Al Jazeera: Why can’t they just settle with their clan?
Father Taulam: Our land system is not like other countries where land is owned by the government and people can settle anywhere.
For people in Papua New Guinea, land is life. Here on Manus, land is handed down through the fathers or the men. In other communities in PNG, it’s handed down through the women.
So if one of these refugees gets married to a woman from a matrilineal clan, then they could be settled. But in most parts of PNG, land is patrilineal. So it’s going to be difficult for them.
Their father is not from here, they don’t have any land, so the only way for them is if their father stays in town and does a bit of trading.
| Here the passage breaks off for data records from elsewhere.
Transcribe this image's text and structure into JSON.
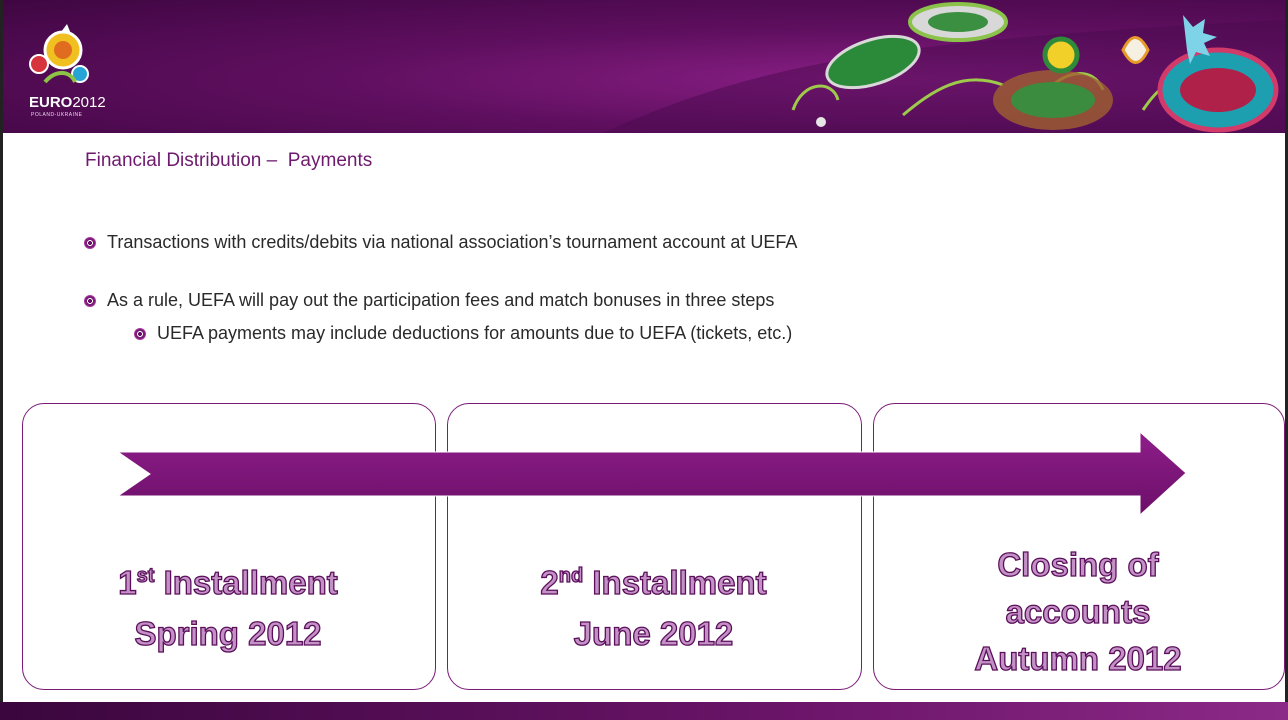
{
  "logo": {
    "brand": "EURO",
    "year": "2012",
    "subtitle": "POLAND-UKRAINE"
  },
  "title": "Financial Distribution –  Payments",
  "bullets": [
    "Transactions with credits/debits via national association’s tournament account at UEFA",
    "As a rule, UEFA will pay out the participation fees and match bonuses in three steps",
    "UEFA payments may include deductions for amounts due to UEFA (tickets, etc.)"
  ],
  "steps": [
    {
      "num": "1",
      "suffix": "st",
      "label": "Installment",
      "date": "Spring 2012"
    },
    {
      "num": "2",
      "suffix": "nd",
      "label": "Installment",
      "date": "June 2012"
    },
    {
      "line1": "Closing of",
      "line2": "accounts",
      "date": "Autumn 2012"
    }
  ],
  "colors": {
    "brand_purple": "#6e1a6e",
    "arrow": "#7c1479",
    "step_text": "#c491c6"
  }
}
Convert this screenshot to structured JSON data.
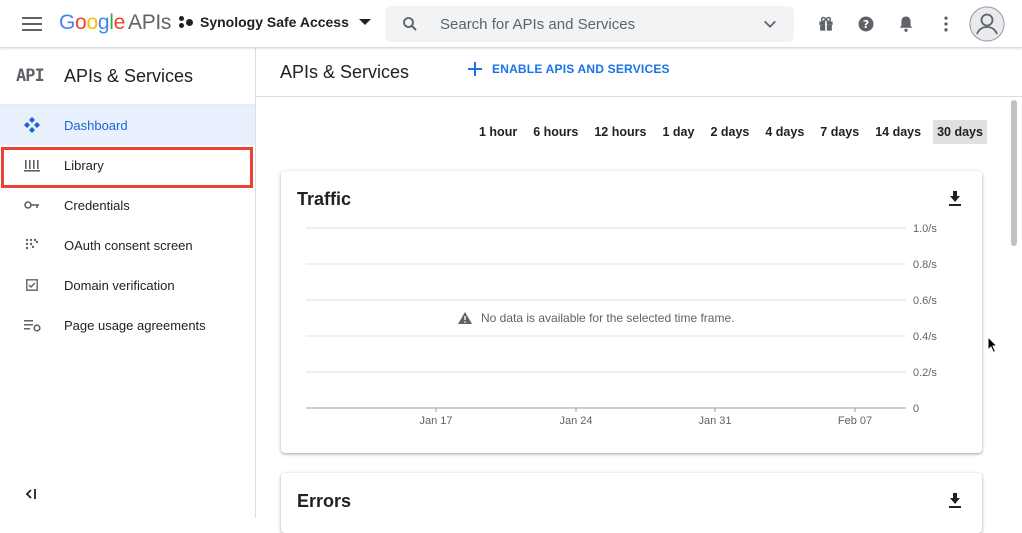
{
  "header": {
    "logo_google": "Google",
    "logo_apis": "APIs",
    "project_name": "Synology Safe Access",
    "search_placeholder": "Search for APIs and Services"
  },
  "sidebar": {
    "badge": "API",
    "title": "APIs & Services",
    "items": [
      {
        "label": "Dashboard",
        "icon": "dashboard-icon",
        "active": true
      },
      {
        "label": "Library",
        "icon": "library-icon",
        "active": false,
        "highlighted": true
      },
      {
        "label": "Credentials",
        "icon": "key-icon",
        "active": false
      },
      {
        "label": "OAuth consent screen",
        "icon": "oauth-icon",
        "active": false
      },
      {
        "label": "Domain verification",
        "icon": "checkbox-icon",
        "active": false
      },
      {
        "label": "Page usage agreements",
        "icon": "settings-list-icon",
        "active": false
      }
    ]
  },
  "main": {
    "title": "APIs & Services",
    "enable_button": "ENABLE APIS AND SERVICES",
    "time_ranges": [
      "1 hour",
      "6 hours",
      "12 hours",
      "1 day",
      "2 days",
      "4 days",
      "7 days",
      "14 days",
      "30 days"
    ],
    "selected_range": "30 days",
    "traffic_card": {
      "title": "Traffic",
      "no_data": "No data is available for the selected time frame."
    },
    "errors_card": {
      "title": "Errors"
    }
  },
  "colors": {
    "accent": "#1a73e8",
    "active_bg": "#e8f0fe",
    "highlight_border": "#ea4335"
  },
  "chart_data": {
    "type": "line",
    "title": "Traffic",
    "x_ticks": [
      "Jan 17",
      "Jan 24",
      "Jan 31",
      "Feb 07"
    ],
    "y_ticks": [
      "0",
      "0.2/s",
      "0.4/s",
      "0.6/s",
      "0.8/s",
      "1.0/s"
    ],
    "ylim": [
      0,
      1.0
    ],
    "series": [],
    "grid": true
  }
}
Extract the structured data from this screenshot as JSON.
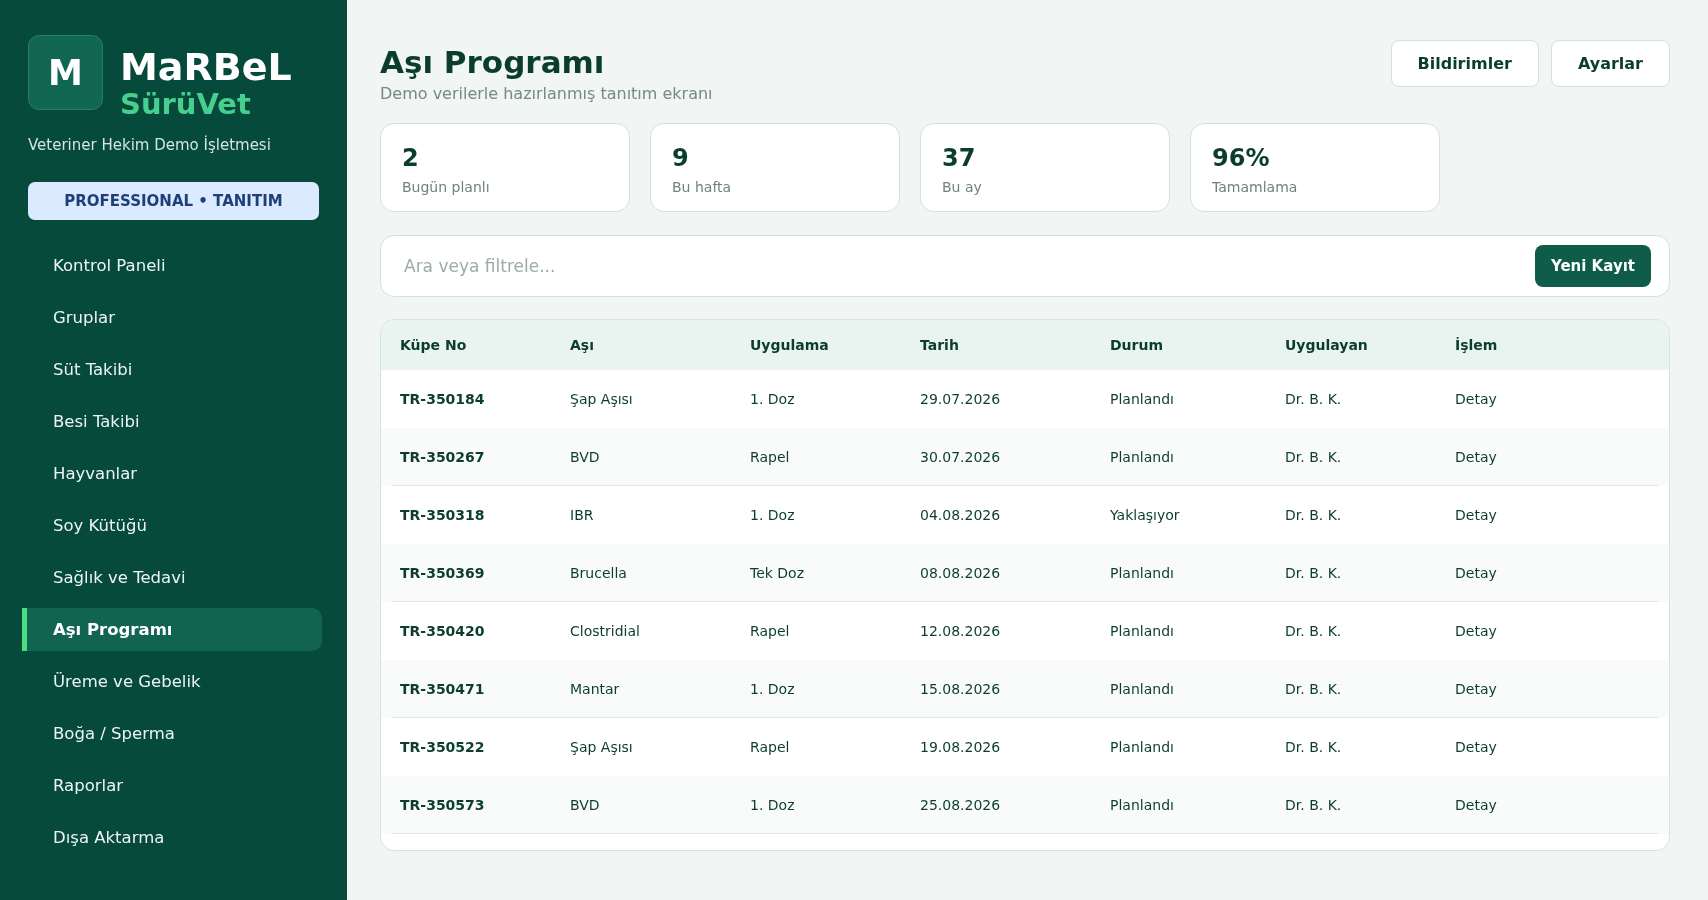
{
  "sidebar": {
    "logo": "M",
    "brand": "MaRBeL",
    "product": "SürüVet",
    "business": "Veteriner Hekim Demo İşletmesi",
    "plan": "PROFESSIONAL • TANITIM",
    "nav": [
      {
        "label": "Kontrol Paneli",
        "selected": false
      },
      {
        "label": "Gruplar",
        "selected": false
      },
      {
        "label": "Süt Takibi",
        "selected": false
      },
      {
        "label": "Besi Takibi",
        "selected": false
      },
      {
        "label": "Hayvanlar",
        "selected": false
      },
      {
        "label": "Soy Kütüğü",
        "selected": false
      },
      {
        "label": "Sağlık ve Tedavi",
        "selected": false
      },
      {
        "label": "Aşı Programı",
        "selected": true
      },
      {
        "label": "Üreme ve Gebelik",
        "selected": false
      },
      {
        "label": "Boğa / Sperma",
        "selected": false
      },
      {
        "label": "Raporlar",
        "selected": false
      },
      {
        "label": "Dışa Aktarma",
        "selected": false
      }
    ]
  },
  "header": {
    "title": "Aşı Programı",
    "subtitle": "Demo verilerle hazırlanmış tanıtım ekranı",
    "buttons": [
      "Bildirimler",
      "Ayarlar"
    ]
  },
  "stats": [
    {
      "value": "2",
      "label": "Bugün planlı"
    },
    {
      "value": "9",
      "label": "Bu hafta"
    },
    {
      "value": "37",
      "label": "Bu ay"
    },
    {
      "value": "96%",
      "label": "Tamamlama"
    }
  ],
  "search": {
    "placeholder": "Ara veya filtrele...",
    "button": "Yeni Kayıt"
  },
  "table": {
    "columns": [
      "Küpe No",
      "Aşı",
      "Uygulama",
      "Tarih",
      "Durum",
      "Uygulayan",
      "İşlem"
    ],
    "rows": [
      [
        "TR-350184",
        "Şap Aşısı",
        "1. Doz",
        "29.07.2026",
        "Planlandı",
        "Dr. B. K.",
        "Detay"
      ],
      [
        "TR-350267",
        "BVD",
        "Rapel",
        "30.07.2026",
        "Planlandı",
        "Dr. B. K.",
        "Detay"
      ],
      [
        "TR-350318",
        "IBR",
        "1. Doz",
        "04.08.2026",
        "Yaklaşıyor",
        "Dr. B. K.",
        "Detay"
      ],
      [
        "TR-350369",
        "Brucella",
        "Tek Doz",
        "08.08.2026",
        "Planlandı",
        "Dr. B. K.",
        "Detay"
      ],
      [
        "TR-350420",
        "Clostridial",
        "Rapel",
        "12.08.2026",
        "Planlandı",
        "Dr. B. K.",
        "Detay"
      ],
      [
        "TR-350471",
        "Mantar",
        "1. Doz",
        "15.08.2026",
        "Planlandı",
        "Dr. B. K.",
        "Detay"
      ],
      [
        "TR-350522",
        "Şap Aşısı",
        "Rapel",
        "19.08.2026",
        "Planlandı",
        "Dr. B. K.",
        "Detay"
      ],
      [
        "TR-350573",
        "BVD",
        "1. Doz",
        "25.08.2026",
        "Planlandı",
        "Dr. B. K.",
        "Detay"
      ]
    ]
  }
}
The children might be able to settle with the mother’s clan line. But usually this is very difficult. When people are married, it is a common practice that the woman has to follow the husband.
So when the husband is from another country, it becomes difficult. The children will have difficulties in the future when it comes to settling down.
So these 36 babies are already starting a new wave of refugees on Manus.
Al Jazeera: What’s the biggest misconception about Manus?
Father Taulam: Manusian people are very good people and are quite welcoming to the refugees. They greet them on the street, talk with them. They try to help them, especially with language problems. So the attitude is quite friendly. Drunk stuff happens sometimes … and a story will blow up.
Sometimes the world paints a bad picture of Manus people. They say the island is like hell for these people – but when you come to it, not really. We feel for them and want the best for them.
But I think it’s now a waiting game.